Et puis il y avait le jardin. L'herbe, de sa verdeur presque irréelle, s'étalait sous mes pieds nus. C'était une caresse, un murmure de la terre. La brise du matin, fraîche et légère, venait troubler la quiétude de notre toit, glissant par les fenêtres que l'on ouvrait au lever du jour, comme si l'air neuf portait en lui la promesse d'un renouveau quotidien. Les chats, eux, dans leur indifférence majestueuse, miaulaient, appelant un peu d'attention, un peu d'amour, mêlant des miaulements à celle de la pluie qui frappait nos vitres.

Je me souviens de ces bribes de souvenirs. Chaque chose, chaque instant, portait en lui un poids, un sens, que je ne savais alors comprendre. Les jours se succédaient sans que l'on s'en inquiète, et pourtant, chaque soir venait comme une fin, comme un adieu que l'on ne savait pas encore prononcer. Les saisons passaient, et avec elles le cortège de nos joies enfantines, naïves et pures, comme ces rayons de soleil qui traversaient les rideaux, dansant avec la poussière en suspens, et le ballet silencieux de ma mère que j'observais, fascinée par sa simplicité.

Assise dans l'herbe, enveloppés de la tiédeur du jour mourant, nous observions les étoiles qui naissaient une à une, semées dans le velours du ciel. Le murmure du vent dans les arbres berçait nos rêveries, tandis que la lumière de la maison, lointaine, nous appelait doucement, comme une mère qui attendrait le retour de ses enfants partis trop loin. Tout était plus simple, plus pur, comme si chaque chose trouvait naturellement sa place dans l'ordre secret du monde. La vie coulait, sans heurts, et nous la suivions, sans crainte, sans hâte, car l'avenir semblait alors un pays si lointain que nous ne pouvions l'atteindre. Il n'y avait que l'instant, celui qui nous enveloppait, celui qui faisait de nous des rois d'un royaume invisible.

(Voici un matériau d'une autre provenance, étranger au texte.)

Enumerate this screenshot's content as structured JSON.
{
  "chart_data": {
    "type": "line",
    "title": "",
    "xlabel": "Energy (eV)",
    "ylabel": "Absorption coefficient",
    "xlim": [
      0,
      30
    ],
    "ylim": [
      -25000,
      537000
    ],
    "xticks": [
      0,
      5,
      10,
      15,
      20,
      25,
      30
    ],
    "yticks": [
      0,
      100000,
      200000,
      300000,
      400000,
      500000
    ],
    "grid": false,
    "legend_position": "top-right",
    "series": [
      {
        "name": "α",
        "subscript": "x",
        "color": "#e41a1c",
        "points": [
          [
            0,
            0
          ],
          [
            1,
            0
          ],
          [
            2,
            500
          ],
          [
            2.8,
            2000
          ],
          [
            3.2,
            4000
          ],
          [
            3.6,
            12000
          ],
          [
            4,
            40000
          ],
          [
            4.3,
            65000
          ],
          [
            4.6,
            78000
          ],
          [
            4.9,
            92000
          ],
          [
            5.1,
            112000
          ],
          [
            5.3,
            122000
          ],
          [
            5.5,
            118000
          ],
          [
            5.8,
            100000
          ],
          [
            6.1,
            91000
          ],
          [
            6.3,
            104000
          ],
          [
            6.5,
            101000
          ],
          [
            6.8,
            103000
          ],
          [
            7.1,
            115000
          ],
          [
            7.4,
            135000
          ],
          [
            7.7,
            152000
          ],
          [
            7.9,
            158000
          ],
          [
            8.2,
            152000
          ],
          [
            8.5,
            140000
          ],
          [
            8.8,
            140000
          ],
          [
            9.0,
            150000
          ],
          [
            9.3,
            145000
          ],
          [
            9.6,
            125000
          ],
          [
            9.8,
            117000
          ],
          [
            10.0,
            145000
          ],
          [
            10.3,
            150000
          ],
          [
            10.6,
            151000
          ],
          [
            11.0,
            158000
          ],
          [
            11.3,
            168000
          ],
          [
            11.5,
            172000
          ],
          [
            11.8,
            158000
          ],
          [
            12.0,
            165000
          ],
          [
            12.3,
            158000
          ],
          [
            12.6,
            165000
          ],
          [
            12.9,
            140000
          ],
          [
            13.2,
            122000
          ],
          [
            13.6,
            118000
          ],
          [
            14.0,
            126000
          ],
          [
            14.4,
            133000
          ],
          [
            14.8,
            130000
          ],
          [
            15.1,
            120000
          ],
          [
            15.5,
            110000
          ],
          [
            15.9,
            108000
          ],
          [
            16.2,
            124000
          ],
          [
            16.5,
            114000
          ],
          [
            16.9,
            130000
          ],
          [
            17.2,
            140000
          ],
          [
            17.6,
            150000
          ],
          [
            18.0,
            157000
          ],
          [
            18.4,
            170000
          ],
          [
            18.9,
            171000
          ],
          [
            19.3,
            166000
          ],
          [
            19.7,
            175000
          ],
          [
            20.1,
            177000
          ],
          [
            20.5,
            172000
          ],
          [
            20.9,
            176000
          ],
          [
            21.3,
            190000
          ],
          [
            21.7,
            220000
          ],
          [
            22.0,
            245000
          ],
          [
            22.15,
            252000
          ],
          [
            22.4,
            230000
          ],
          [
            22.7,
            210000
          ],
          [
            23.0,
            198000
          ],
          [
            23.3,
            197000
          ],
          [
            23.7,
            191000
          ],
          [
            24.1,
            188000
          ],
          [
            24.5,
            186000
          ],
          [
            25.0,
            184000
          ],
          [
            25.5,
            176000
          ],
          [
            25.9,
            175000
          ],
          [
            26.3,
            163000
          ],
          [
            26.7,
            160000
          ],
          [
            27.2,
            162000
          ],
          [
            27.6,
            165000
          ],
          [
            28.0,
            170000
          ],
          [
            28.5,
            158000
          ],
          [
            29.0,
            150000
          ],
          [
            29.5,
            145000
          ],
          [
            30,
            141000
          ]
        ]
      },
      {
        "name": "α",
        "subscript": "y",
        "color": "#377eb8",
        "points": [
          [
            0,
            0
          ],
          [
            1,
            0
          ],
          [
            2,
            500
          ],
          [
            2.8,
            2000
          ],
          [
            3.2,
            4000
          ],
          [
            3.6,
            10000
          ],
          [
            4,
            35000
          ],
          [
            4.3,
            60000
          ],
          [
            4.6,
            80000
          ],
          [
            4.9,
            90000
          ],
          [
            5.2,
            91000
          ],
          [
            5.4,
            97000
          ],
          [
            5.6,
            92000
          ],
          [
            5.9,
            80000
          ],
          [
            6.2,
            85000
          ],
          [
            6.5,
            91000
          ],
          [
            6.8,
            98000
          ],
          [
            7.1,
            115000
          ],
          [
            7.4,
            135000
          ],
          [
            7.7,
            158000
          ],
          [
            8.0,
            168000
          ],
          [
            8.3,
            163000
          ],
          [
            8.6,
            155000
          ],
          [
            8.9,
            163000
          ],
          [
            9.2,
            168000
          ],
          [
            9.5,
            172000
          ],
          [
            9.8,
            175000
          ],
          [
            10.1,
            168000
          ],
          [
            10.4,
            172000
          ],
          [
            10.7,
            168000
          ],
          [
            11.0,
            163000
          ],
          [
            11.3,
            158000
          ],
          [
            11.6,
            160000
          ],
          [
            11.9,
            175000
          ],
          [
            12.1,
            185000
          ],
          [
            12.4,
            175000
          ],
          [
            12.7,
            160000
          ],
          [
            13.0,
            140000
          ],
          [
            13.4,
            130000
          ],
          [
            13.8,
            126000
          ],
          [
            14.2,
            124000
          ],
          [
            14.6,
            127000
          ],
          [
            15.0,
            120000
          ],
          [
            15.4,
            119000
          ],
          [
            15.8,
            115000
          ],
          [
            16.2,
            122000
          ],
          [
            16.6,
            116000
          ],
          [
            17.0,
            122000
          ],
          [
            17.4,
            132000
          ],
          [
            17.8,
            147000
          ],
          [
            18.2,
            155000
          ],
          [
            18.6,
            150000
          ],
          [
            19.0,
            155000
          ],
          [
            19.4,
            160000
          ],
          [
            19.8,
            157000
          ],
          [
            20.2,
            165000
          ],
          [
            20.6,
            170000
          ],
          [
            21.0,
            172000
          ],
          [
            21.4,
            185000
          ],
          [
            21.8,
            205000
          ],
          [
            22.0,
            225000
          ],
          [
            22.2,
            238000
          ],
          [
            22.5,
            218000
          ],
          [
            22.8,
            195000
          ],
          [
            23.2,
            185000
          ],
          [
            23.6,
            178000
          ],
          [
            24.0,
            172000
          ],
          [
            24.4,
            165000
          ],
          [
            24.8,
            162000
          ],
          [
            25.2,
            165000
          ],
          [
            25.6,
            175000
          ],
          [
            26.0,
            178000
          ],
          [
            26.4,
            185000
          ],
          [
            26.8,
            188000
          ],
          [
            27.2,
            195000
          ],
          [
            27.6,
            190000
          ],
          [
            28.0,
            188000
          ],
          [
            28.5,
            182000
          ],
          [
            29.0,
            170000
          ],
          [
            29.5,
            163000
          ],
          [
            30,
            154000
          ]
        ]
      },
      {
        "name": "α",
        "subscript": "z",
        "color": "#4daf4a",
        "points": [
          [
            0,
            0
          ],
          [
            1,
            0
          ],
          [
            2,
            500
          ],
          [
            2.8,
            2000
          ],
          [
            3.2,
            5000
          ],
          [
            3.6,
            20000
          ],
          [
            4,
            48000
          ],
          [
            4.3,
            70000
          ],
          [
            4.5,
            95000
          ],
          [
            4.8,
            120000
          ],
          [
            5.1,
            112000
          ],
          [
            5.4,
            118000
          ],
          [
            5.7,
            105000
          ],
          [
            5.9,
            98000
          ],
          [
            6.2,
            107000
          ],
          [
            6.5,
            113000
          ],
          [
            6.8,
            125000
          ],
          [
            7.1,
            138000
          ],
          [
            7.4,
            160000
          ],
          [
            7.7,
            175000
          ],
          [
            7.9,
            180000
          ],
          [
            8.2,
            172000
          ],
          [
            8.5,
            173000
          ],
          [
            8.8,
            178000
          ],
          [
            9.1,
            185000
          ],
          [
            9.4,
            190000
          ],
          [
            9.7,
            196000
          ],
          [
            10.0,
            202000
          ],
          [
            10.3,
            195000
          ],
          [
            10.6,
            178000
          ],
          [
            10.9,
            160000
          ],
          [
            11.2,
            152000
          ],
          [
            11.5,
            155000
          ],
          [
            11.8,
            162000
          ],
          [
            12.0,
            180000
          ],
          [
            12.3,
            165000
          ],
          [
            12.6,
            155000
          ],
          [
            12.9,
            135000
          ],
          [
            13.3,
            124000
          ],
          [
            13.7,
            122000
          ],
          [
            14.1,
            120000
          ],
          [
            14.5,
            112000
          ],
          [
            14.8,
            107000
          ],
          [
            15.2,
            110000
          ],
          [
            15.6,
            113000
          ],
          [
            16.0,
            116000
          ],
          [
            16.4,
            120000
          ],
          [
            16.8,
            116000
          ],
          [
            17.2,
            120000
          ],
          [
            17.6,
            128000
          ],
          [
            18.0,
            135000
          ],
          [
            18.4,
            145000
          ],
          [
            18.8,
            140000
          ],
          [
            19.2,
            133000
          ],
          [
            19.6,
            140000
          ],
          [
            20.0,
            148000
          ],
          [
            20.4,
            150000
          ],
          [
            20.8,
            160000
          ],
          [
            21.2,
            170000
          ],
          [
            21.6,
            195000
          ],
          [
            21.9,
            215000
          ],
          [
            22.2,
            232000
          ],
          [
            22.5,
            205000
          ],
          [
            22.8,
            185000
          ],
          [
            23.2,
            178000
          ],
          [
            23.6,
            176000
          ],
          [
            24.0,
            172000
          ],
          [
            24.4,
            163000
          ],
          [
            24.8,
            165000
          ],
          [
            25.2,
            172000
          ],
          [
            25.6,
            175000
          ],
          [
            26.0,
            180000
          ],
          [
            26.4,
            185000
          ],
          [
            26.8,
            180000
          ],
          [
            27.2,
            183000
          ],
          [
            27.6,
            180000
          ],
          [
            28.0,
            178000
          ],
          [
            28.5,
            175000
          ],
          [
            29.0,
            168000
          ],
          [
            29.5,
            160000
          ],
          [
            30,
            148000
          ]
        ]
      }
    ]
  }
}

L'hiver, lui aussi, apportait son cortège de souvenirs différents, plus intimes, plus secrets. La neige, que je regardais les larmes aux yeux par la fenêtre, venait poser sur la route son voile de pureté. Les matins, la campagne se drapait de blanc, et nous, émerveillés, contemplions ce paysage devenu féérique. Tout était fait pour retenir le temps, pour prolonger ces instants volés à l'enfance. Les chats, encore eux, roulés en boule près du canapé, semblaient partager avec nous cette douceur inégalée des journées de neige, où le monde entier s'apaisait.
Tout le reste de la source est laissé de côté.